Tatsat Chronicle Magazine

E-Waste Recycling Company Attero to Invest Rs.300 Crore for Lithium-Ion Battery Recycling

The company will increase its recycling capacity by 11 times to 11,000 tonnes by the end of 2022, says Nitin Gupta, CEO and Co-founder, Attero Recycling
January 10, 2022

E-waste recycling company Attero will invest Rs.300 crore to increase the recycling capacity of lithium-ion batteries. A top Attero official said on Friday that the company will increase its recycling capacity by 11 times to 11,000 tonnes by the end of 2022.

According to market estimates, India generates more than 50,000 tonnes of lithium-ion battery waste every year, said Nitin Gupta, CEO and Co-Founder, Attero Recycling.

“Our current market share will be around 22 per cent by the end of 2022. We are making fresh investments and will soon invest a large amount to enhance this capacity. We are planning to invest around Rs.300 crore,” he added.

Gupta said the move towards electric vehicles will save foreign exchange on petrol imports from West Asia, but the cost of importing lithium-ion batteries from China is a major concern.

He said, “I believe that recycling infrastructure can be developed in the country and this can meet the current local demand of the country. So, we are working towards making India self-reliant in battery material.”

Lithium-ion batteries become more dangerous as they come to the verge of extinction and need to be addressed in an environment-friendly manner. About 30 percent of the value of a lithium-ion battery cell is the value of the metals that make it up. This includes metals such as cobalt, lithium, nickel and graphite.

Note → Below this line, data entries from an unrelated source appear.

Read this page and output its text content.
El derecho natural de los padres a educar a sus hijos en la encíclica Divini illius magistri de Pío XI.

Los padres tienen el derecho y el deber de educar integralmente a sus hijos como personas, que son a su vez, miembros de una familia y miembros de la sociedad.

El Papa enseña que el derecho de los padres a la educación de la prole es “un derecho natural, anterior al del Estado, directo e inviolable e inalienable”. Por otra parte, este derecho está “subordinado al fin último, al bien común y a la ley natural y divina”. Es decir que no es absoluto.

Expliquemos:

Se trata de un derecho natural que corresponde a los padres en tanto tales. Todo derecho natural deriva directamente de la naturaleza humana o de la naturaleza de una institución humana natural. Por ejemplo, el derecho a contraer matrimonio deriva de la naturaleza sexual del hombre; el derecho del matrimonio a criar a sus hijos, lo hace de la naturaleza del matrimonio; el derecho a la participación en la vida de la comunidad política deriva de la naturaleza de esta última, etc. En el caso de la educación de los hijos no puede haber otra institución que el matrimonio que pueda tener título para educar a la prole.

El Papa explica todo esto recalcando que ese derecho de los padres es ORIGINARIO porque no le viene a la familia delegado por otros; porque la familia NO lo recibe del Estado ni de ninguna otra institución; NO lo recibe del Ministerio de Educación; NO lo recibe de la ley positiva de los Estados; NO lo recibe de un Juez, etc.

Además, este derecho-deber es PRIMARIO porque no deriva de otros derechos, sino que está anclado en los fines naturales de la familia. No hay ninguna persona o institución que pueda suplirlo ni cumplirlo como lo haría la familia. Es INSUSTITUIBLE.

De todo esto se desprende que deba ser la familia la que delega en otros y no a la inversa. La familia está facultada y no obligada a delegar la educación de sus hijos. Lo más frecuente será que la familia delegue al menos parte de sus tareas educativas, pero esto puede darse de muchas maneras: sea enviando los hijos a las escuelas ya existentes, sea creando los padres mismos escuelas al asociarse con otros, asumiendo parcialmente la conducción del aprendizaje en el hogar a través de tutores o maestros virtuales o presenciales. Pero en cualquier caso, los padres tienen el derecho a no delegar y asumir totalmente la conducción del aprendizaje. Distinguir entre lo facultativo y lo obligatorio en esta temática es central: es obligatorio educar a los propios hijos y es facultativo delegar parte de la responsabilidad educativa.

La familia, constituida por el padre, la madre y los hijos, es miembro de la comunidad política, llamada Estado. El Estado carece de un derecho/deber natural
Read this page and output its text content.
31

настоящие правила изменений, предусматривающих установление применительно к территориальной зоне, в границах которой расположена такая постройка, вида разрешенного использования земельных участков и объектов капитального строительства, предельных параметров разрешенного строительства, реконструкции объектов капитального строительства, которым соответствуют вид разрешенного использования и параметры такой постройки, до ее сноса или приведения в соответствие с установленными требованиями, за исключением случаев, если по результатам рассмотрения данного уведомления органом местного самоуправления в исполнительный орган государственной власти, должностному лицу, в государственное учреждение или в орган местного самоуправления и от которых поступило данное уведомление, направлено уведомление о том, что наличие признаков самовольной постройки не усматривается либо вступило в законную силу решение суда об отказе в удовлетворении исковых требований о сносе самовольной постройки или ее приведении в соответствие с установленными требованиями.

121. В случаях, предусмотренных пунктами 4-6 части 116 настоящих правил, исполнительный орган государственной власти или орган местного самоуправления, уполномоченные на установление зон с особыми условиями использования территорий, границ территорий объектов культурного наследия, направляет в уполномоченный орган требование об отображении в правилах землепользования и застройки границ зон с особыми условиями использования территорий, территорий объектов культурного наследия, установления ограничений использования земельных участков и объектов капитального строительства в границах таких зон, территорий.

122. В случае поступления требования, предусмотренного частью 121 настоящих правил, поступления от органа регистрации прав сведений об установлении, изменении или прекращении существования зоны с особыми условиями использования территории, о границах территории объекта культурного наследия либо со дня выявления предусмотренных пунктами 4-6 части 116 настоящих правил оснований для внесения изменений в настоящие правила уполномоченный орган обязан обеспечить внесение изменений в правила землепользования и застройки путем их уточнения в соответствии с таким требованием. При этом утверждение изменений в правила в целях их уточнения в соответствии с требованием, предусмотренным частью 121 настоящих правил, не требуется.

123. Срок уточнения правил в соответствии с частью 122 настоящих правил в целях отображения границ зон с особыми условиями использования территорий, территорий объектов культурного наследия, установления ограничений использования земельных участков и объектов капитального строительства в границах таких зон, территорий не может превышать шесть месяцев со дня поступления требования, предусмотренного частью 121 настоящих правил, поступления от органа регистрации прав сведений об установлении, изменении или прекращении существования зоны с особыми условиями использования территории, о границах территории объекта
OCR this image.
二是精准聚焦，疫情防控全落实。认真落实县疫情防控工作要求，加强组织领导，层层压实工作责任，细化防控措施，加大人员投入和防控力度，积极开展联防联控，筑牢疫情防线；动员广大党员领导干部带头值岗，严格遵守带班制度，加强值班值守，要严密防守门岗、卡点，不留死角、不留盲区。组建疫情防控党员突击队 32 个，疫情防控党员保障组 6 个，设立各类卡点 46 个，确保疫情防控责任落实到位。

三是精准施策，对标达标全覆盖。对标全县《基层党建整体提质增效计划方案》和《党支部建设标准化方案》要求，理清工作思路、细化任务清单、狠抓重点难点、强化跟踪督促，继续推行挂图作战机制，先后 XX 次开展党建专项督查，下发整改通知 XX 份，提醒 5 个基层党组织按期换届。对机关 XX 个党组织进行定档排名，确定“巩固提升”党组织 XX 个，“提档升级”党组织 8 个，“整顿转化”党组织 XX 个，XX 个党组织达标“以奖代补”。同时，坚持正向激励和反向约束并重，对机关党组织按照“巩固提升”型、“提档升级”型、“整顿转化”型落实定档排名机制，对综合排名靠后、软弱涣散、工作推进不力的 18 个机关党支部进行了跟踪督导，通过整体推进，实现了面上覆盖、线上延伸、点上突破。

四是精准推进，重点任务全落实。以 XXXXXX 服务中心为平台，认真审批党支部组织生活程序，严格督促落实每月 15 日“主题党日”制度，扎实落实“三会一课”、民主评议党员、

Founded in 2008 by Rohan Gupta and Nitin Gupta, Attero is a cleantech company focused on producing sustainable materials such as cobalt, tin, nickel, copper, silver and gold completing the circular economy value chain. The company currently has 90 per cent market share of automobiles and electronic OEMs. Strengthening the EV ecosystem, Attero Recycling has also partnered with MG Motors to recycle Li-ion batteries fitted in the brand’s ZS EV units.